Lubos is back in the climate wars, and he appears to have a point. I haven't read the paper or done the calculations, but his Mathematica principal components calculation seem to show that there is something fishy about some recent Antarctica data. The data is represented as time series of temperatures from 5509 locations. However, essentially all the variance turns out to be captured by the equivalent of just four [Karhunen-Loeve transformed virtual] meaurement locations.

If you represent each time series as a vector, the 5509 measurement points produce a 5509 dimensional vector space - but all the vectors lie within a four-dimensional subspace.

This is quite odd, and suggests a degree of bogosity. Of course it's not odd at all that the temperatures at different locations in Antarctica should be correlated, but the enormous differences in scale of the eigenvalues do not appear compatible with that being the full explanation.

Anybody know what's really going on here?

UPDATE: OK, I looked through the Steig et. al. paper as well as Tapio Schneider's paper developing the statistical methodology they used: Journal of Climate, 14, 5 (March, 2001) "Analysis of Incomplete Climate Data: Estimation of Mean Values and Covariance Matrices and the Importance of Missing Values."

The problem they were dealing with: they wanted to find the best estimate of means and covariances and their behavior over time for the Antarctic Continent from irregularly spaced and sporadic weather station records. The frequent gaps in the record mean that those matrices are underdetermined (the time series vectors have unknown components). Consequently, the statistical estimation problem can be ill posed. That problem can be dealt with by "regularizing" the data (in effect smoothing it). It is a non-linear estimation problem, and Schneider's method is an iterative smoothing method.

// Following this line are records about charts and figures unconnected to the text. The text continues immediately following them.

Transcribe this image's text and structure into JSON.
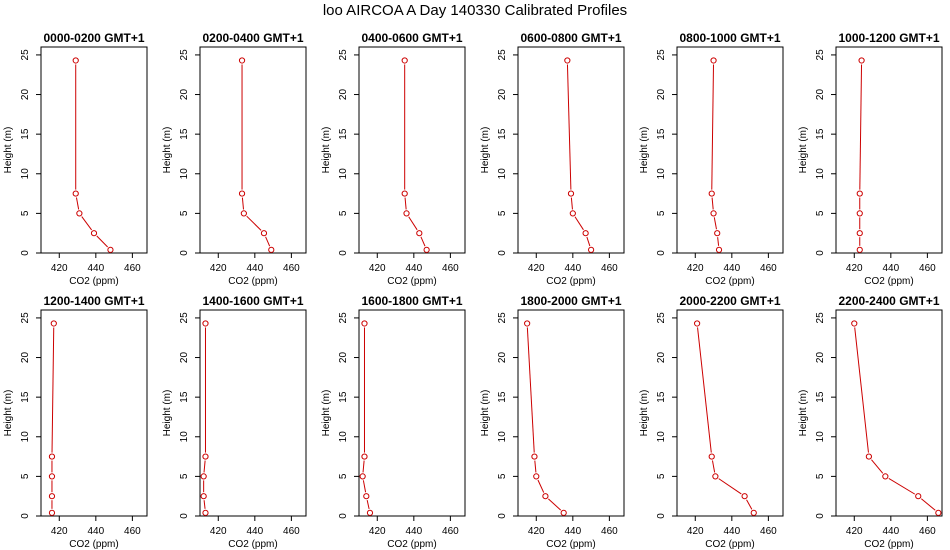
{
  "page_title": "loo AIRCOA A  Day 140330  Calibrated Profiles",
  "series_color": "#cc0000",
  "chart_data": [
    {
      "type": "line",
      "title": "0000-0200 GMT+1",
      "xlabel": "CO2 (ppm)",
      "ylabel": "Height (m)",
      "xlim": [
        410,
        468
      ],
      "ylim": [
        0,
        26
      ],
      "xticks": [
        420,
        440,
        460
      ],
      "yticks": [
        0,
        5,
        10,
        15,
        20,
        25
      ],
      "grid": false,
      "series": [
        {
          "x": [
            448,
            439,
            431,
            429,
            429
          ],
          "y": [
            0.4,
            2.5,
            5,
            7.5,
            24.3
          ]
        }
      ]
    },
    {
      "type": "line",
      "title": "0200-0400 GMT+1",
      "xlabel": "CO2 (ppm)",
      "ylabel": "Height (m)",
      "xlim": [
        410,
        468
      ],
      "ylim": [
        0,
        26
      ],
      "xticks": [
        420,
        440,
        460
      ],
      "yticks": [
        0,
        5,
        10,
        15,
        20,
        25
      ],
      "grid": false,
      "series": [
        {
          "x": [
            449,
            445,
            434,
            433,
            433
          ],
          "y": [
            0.4,
            2.5,
            5,
            7.5,
            24.3
          ]
        }
      ]
    },
    {
      "type": "line",
      "title": "0400-0600 GMT+1",
      "xlabel": "CO2 (ppm)",
      "ylabel": "Height (m)",
      "xlim": [
        410,
        468
      ],
      "ylim": [
        0,
        26
      ],
      "xticks": [
        420,
        440,
        460
      ],
      "yticks": [
        0,
        5,
        10,
        15,
        20,
        25
      ],
      "grid": false,
      "series": [
        {
          "x": [
            447,
            443,
            436,
            435,
            435
          ],
          "y": [
            0.4,
            2.5,
            5,
            7.5,
            24.3
          ]
        }
      ]
    },
    {
      "type": "line",
      "title": "0600-0800 GMT+1",
      "xlabel": "CO2 (ppm)",
      "ylabel": "Height (m)",
      "xlim": [
        410,
        468
      ],
      "ylim": [
        0,
        26
      ],
      "xticks": [
        420,
        440,
        460
      ],
      "yticks": [
        0,
        5,
        10,
        15,
        20,
        25
      ],
      "grid": false,
      "series": [
        {
          "x": [
            450,
            447,
            440,
            439,
            437
          ],
          "y": [
            0.4,
            2.5,
            5,
            7.5,
            24.3
          ]
        }
      ]
    },
    {
      "type": "line",
      "title": "0800-1000 GMT+1",
      "xlabel": "CO2 (ppm)",
      "ylabel": "Height (m)",
      "xlim": [
        410,
        468
      ],
      "ylim": [
        0,
        26
      ],
      "xticks": [
        420,
        440,
        460
      ],
      "yticks": [
        0,
        5,
        10,
        15,
        20,
        25
      ],
      "grid": false,
      "series": [
        {
          "x": [
            433,
            432,
            430,
            429,
            430
          ],
          "y": [
            0.4,
            2.5,
            5,
            7.5,
            24.3
          ]
        }
      ]
    },
    {
      "type": "line",
      "title": "1000-1200 GMT+1",
      "xlabel": "CO2 (ppm)",
      "ylabel": "Height (m)",
      "xlim": [
        410,
        468
      ],
      "ylim": [
        0,
        26
      ],
      "xticks": [
        420,
        440,
        460
      ],
      "yticks": [
        0,
        5,
        10,
        15,
        20,
        25
      ],
      "grid": false,
      "series": [
        {
          "x": [
            423,
            423,
            423,
            423,
            424
          ],
          "y": [
            0.4,
            2.5,
            5,
            7.5,
            24.3
          ]
        }
      ]
    },
    {
      "type": "line",
      "title": "1200-1400 GMT+1",
      "xlabel": "CO2 (ppm)",
      "ylabel": "Height (m)",
      "xlim": [
        410,
        468
      ],
      "ylim": [
        0,
        26
      ],
      "xticks": [
        420,
        440,
        460
      ],
      "yticks": [
        0,
        5,
        10,
        15,
        20,
        25
      ],
      "grid": false,
      "series": [
        {
          "x": [
            416,
            416,
            416,
            416,
            417
          ],
          "y": [
            0.4,
            2.5,
            5,
            7.5,
            24.3
          ]
        }
      ]
    },
    {
      "type": "line",
      "title": "1400-1600 GMT+1",
      "xlabel": "CO2 (ppm)",
      "ylabel": "Height (m)",
      "xlim": [
        410,
        468
      ],
      "ylim": [
        0,
        26
      ],
      "xticks": [
        420,
        440,
        460
      ],
      "yticks": [
        0,
        5,
        10,
        15,
        20,
        25
      ],
      "grid": false,
      "series": [
        {
          "x": [
            413,
            412,
            412,
            413,
            413
          ],
          "y": [
            0.4,
            2.5,
            5,
            7.5,
            24.3
          ]
        }
      ]
    },
    {
      "type": "line",
      "title": "1600-1800 GMT+1",
      "xlabel": "CO2 (ppm)",
      "ylabel": "Height (m)",
      "xlim": [
        410,
        468
      ],
      "ylim": [
        0,
        26
      ],
      "xticks": [
        420,
        440,
        460
      ],
      "yticks": [
        0,
        5,
        10,
        15,
        20,
        25
      ],
      "grid": false,
      "series": [
        {
          "x": [
            416,
            414,
            412,
            413,
            413
          ],
          "y": [
            0.4,
            2.5,
            5,
            7.5,
            24.3
          ]
        }
      ]
    },
    {
      "type": "line",
      "title": "1800-2000 GMT+1",
      "xlabel": "CO2 (ppm)",
      "ylabel": "Height (m)",
      "xlim": [
        410,
        468
      ],
      "ylim": [
        0,
        26
      ],
      "xticks": [
        420,
        440,
        460
      ],
      "yticks": [
        0,
        5,
        10,
        15,
        20,
        25
      ],
      "grid": false,
      "series": [
        {
          "x": [
            435,
            425,
            420,
            419,
            415
          ],
          "y": [
            0.4,
            2.5,
            5,
            7.5,
            24.3
          ]
        }
      ]
    },
    {
      "type": "line",
      "title": "2000-2200 GMT+1",
      "xlabel": "CO2 (ppm)",
      "ylabel": "Height (m)",
      "xlim": [
        410,
        468
      ],
      "ylim": [
        0,
        26
      ],
      "xticks": [
        420,
        440,
        460
      ],
      "yticks": [
        0,
        5,
        10,
        15,
        20,
        25
      ],
      "grid": false,
      "series": [
        {
          "x": [
            452,
            447,
            431,
            429,
            421
          ],
          "y": [
            0.4,
            2.5,
            5,
            7.5,
            24.3
          ]
        }
      ]
    },
    {
      "type": "line",
      "title": "2200-2400 GMT+1",
      "xlabel": "CO2 (ppm)",
      "ylabel": "Height (m)",
      "xlim": [
        410,
        468
      ],
      "ylim": [
        0,
        26
      ],
      "xticks": [
        420,
        440,
        460
      ],
      "yticks": [
        0,
        5,
        10,
        15,
        20,
        25
      ],
      "grid": false,
      "series": [
        {
          "x": [
            466,
            455,
            437,
            428,
            420
          ],
          "y": [
            0.4,
            2.5,
            5,
            7.5,
            24.3
          ]
        }
      ]
    }
  ]
}
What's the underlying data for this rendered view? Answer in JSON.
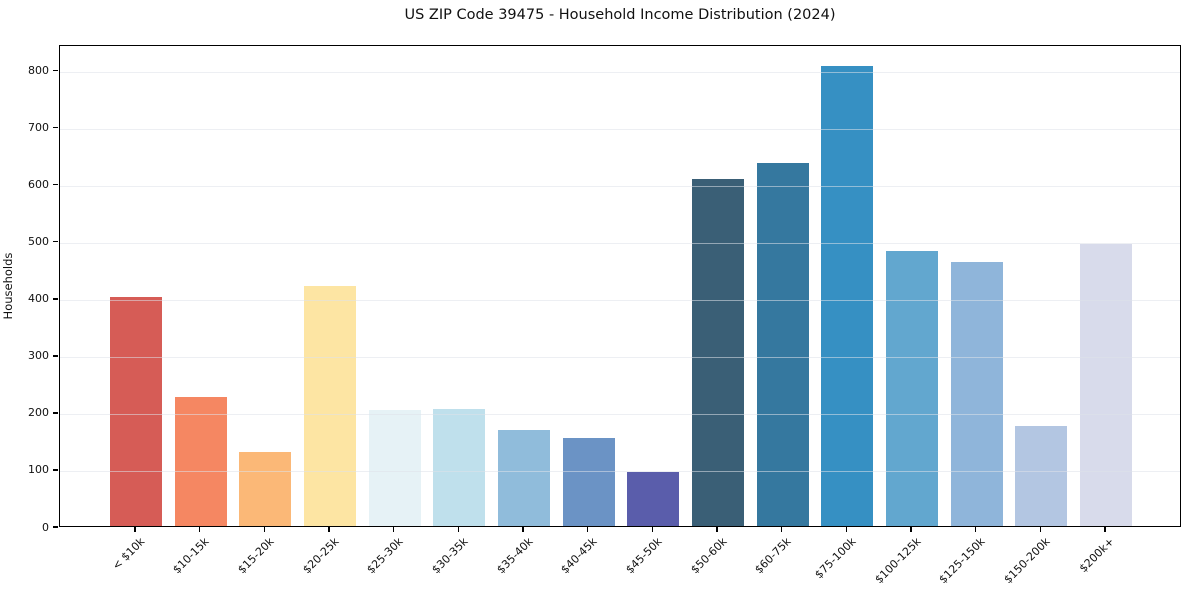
{
  "chart_data": {
    "type": "bar",
    "title": "US ZIP Code 39475 - Household Income Distribution (2024)",
    "xlabel": "",
    "ylabel": "Households",
    "categories": [
      "< $10k",
      "$10-15k",
      "$15-20k",
      "$20-25k",
      "$25-30k",
      "$30-35k",
      "$35-40k",
      "$40-45k",
      "$45-50k",
      "$50-60k",
      "$60-75k",
      "$75-100k",
      "$100-125k",
      "$125-150k",
      "$150-200k",
      "$200k+"
    ],
    "values": [
      401,
      227,
      129,
      420,
      203,
      205,
      168,
      154,
      95,
      608,
      637,
      806,
      483,
      462,
      175,
      494
    ],
    "bar_colors": [
      "#d65c56",
      "#f58762",
      "#fbb877",
      "#fde5a3",
      "#e6f2f6",
      "#bfe0ec",
      "#90bcdb",
      "#6b93c5",
      "#5a5dab",
      "#3a5f76",
      "#35789f",
      "#3690c3",
      "#62a7cf",
      "#8fb5da",
      "#b3c6e2",
      "#d8dbeb"
    ],
    "yticks": [
      0,
      100,
      200,
      300,
      400,
      500,
      600,
      700,
      800
    ],
    "ylim": [
      0,
      845
    ],
    "grid": "horizontal",
    "legend": "none",
    "x_tick_rotation_deg": 45
  }
}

The method has some features and effects in common with the more ad hoc method of truncation of principal components, but has more formal justification. The point is that you wind up with only a few principal components because the others would contribute only noise - their effects are smaller than the other known noise sources.

In any case, the methodology explains Lubos's results - he only sees a few principal components because the others have been filtered out in the RegEM estimation. You should try your method on raw data, Lubos. I predict a lot of large (and spurious) principal components due to the data gaps.

Arun's comments are very nearly correct, with the only qualification that the values in question are not so much modeled as the results of an estimation process.

Another virtue is that the principal components have natural interpetations in terms of familiar large scale weather or climate features.